OREMOS PARA QUE EL SANTO PADRE CONSAGRE RUSIA AL INMACULADO CORAZÓN DE MARÍA, TAL Y COMO LO PIDIÓ LA SANTÍSIMA VIRGEN EN FÁTIMA

Monseñor Marcel Lefebvre

"... sin ninguna rebelión ni amargura ni resentimiento, proseguiremos nuestra obra a la luz del Magisterio de siempre convencidos de que no podemos rendir mayor servicio a la Iglesia, al Papa y a las generaciones futuras. Y seguiremos rezando para que la Roma actual infestada de modernismo llegue a ser otra vez la Roma Católica..."

Ramiro de Maeztu

"Venid con nosotros, porque aquí, a nuestro lado, está el campo del honor y del sacrificio; nosotros somos la cuesta arriba, y en lo alto de la cuesta está el Calvario, y en lo más alto del Calvario, está la Cruz."

"Vosotros no sabéis por qué me matáis, pero yo sí sé por lo que muero, para que vuestros hijos sean mejores que vosotros"
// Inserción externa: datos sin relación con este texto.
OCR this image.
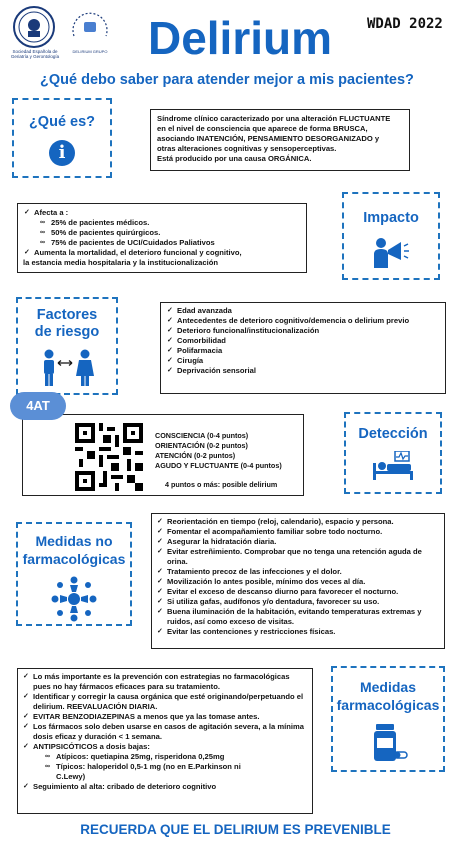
Sociedad Española de
Geriatría y Gerontología
DELIRIUM GRUPO
WDAD 2022
Delirium
¿Qué debo saber para atender mejor a mis pacientes?
¿Qué es?
i
Síndrome clínico caracterizado por una alteración FLUCTUANTE
en el nivel de consciencia que aparece de forma BRUSCA,
asociando INATENCIÓN, PENSAMIENTO DESORGANIZADO y
otras alteraciones cognitivas y sensoperceptivas.
Está producido por una causa ORGÁNICA.
✓ Afecta a :
∞ 25% de pacientes médicos.
∞ 50% de pacientes quirúrgicos.
∞ 75% de pacientes de UCI/Cuidados Paliativos
✓ Aumenta la mortalidad, el deterioro funcional y cognitivo,
la estancia media hospitalaria y la institucionalización
Impacto
Factores
de riesgo
✓ Edad avanzada
✓ Antecedentes de deterioro cognitivo/demencia o delirium previo
✓ Deterioro funcional/institucionalización
✓ Comorbilidad
✓ Polifarmacia
✓ Cirugía
✓ Deprivación sensorial
CONSCIENCIA (0-4 puntos)
ORIENTACIÓN (0-2 puntos)
ATENCIÓN (0-2 puntos)
AGUDO Y FLUCTUANTE (0-4 puntos)
4 puntos o más: posible delirium
4AT
Detección
Medidas no
farmacológicas
✓ Reorientación en tiempo (reloj, calendario), espacio y persona.
✓ Fomentar el acompañamiento familiar sobre todo nocturno.
✓ Asegurar la hidratación diaria.
✓ Evitar estreñimiento. Comprobar que no tenga una retención aguda de orina.
✓ Tratamiento precoz de las infecciones y el dolor.
✓ Movilización lo antes posible, mínimo dos veces al día.
✓ Evitar el exceso de descanso diurno para favorecer el nocturno.
✓ Si utiliza gafas, audífonos y/o dentadura, favorecer su uso.
✓ Buena iluminación de la habitación, evitando temperaturas extremas y ruidos, así como exceso de visitas.
✓ Evitar las contenciones y restricciones físicas.
✓ Lo más importante es la prevención con estrategias no farmacológicas pues no hay fármacos eficaces para su tratamiento.
✓ Identificar y corregir la causa orgánica que esté originando/perpetuando el delirium. REEVALUACIÓN DIARIA.
✓ EVITAR BENZODIAZEPINAS a menos que ya las tomase antes.
✓ Los fármacos solo deben usarse en casos de agitación severa, a la mínima dosis eficaz y duración < 1 semana.
✓ ANTIPSICÓTICOS a dosis bajas:
∞ Atípicos: quetiapina 25mg, risperidona 0,25mg
∞ Típicos: haloperidol 0,5-1 mg (no en E.Parkinson ni C.Lewy)
✓ Seguimiento al alta: cribado de deterioro cognitivo
Medidas
farmacológicas
RECUERDA QUE EL DELIRIUM ES PREVENIBLE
martes, 18 de junio de 2013

SOBRE EL LIMBO DE LOS NIÑOS

Las madres que abortan voluntariamente, además de privar a su hijo de la vida temporal, le privan de la visión eterna de Dios
Sobre la visión de Dios añadimos que no siendo connatural al hombre, su privación no conlleva necesariamente el dolor de los sentidos y la pena de fuego. Por ello, los niños muertos sin el bautismo, aunque no serán admitidos a la visión de Dios, sin embargo gozarán de Dios en cierta medida porque lo conocerán por medio de la luz de su razón y lo amarán con amor tierno, como el autor de su ser y el dispensador de todos los bienes. La razón de esta doctrina se deriva de este gran principio: que el hombre, considerado en sí mismo y en el estado de naturaleza pura, diferente del hombre caído a consecuencia del pecado, tanto como difiere el que está desnudo de aquel que le ha despojado de sus insignias y de sus prerrogativas por un castigo y una degradación merecidos. Por consecuencia, todo hombre que tiene el uso de razón y de la libertad está predestinado a la vida eterna y posee realmente las aptitudes y lo medios para conseguir esta sublime recompensa. Si no la obtiene, sentirá un dolor enorme, habiendo perdido por su culpa el bien que debía ser su patrimonio y su corona; pero los niños muertos sin el bautismo no poseen el germen de la gloria; no han podido nunca entrever esta recompensa; su espíritu, que no ha sido iluminado por el bautismo, no posee ninguna disposición, ninguna aptitud que lo prepare para la visión de las cosas sobrenaturales, al igual que un animal no tiene capacidad de ser iluminado por las luces de la razón y de captar las verdades matemáticas y especulativas; es pues una inconsecuencia el admitir que sufrirán por la privación de un bien al que, por naturaleza, no estaban destinados. Estos niños muertos sin el bautismo no serán separados de Dios totalmente: estarán unidos a Él en el sentido de que alcanzarán su fin natural y verán a Dios en la medida que es posible verlo por la intermediación de los seres exteriores, en cuanto Él se revela a través de las maravillas y la armonía de la creación. ¡Preciosa doctrina que concilia a la vez la justicia y la bondad divinas, dulce consuelo para las madres cristianas que lloran a sus hijos muertos en un accidente de la naturaleza, sin ser regenerados por el sacramento de la Redención! *

Esta doctrina es perfectamente compatible con la del Concilio de Florencia, que repite textualmente las palabras del Concilio II de Lyon: Illorum autem animas, qui in tamen disparibus puniendas (las almas de aquellos que mueren en pecado mortal o solamente con el original, inmediatamente bajan al infierno, pero son castigadas con penas dispares)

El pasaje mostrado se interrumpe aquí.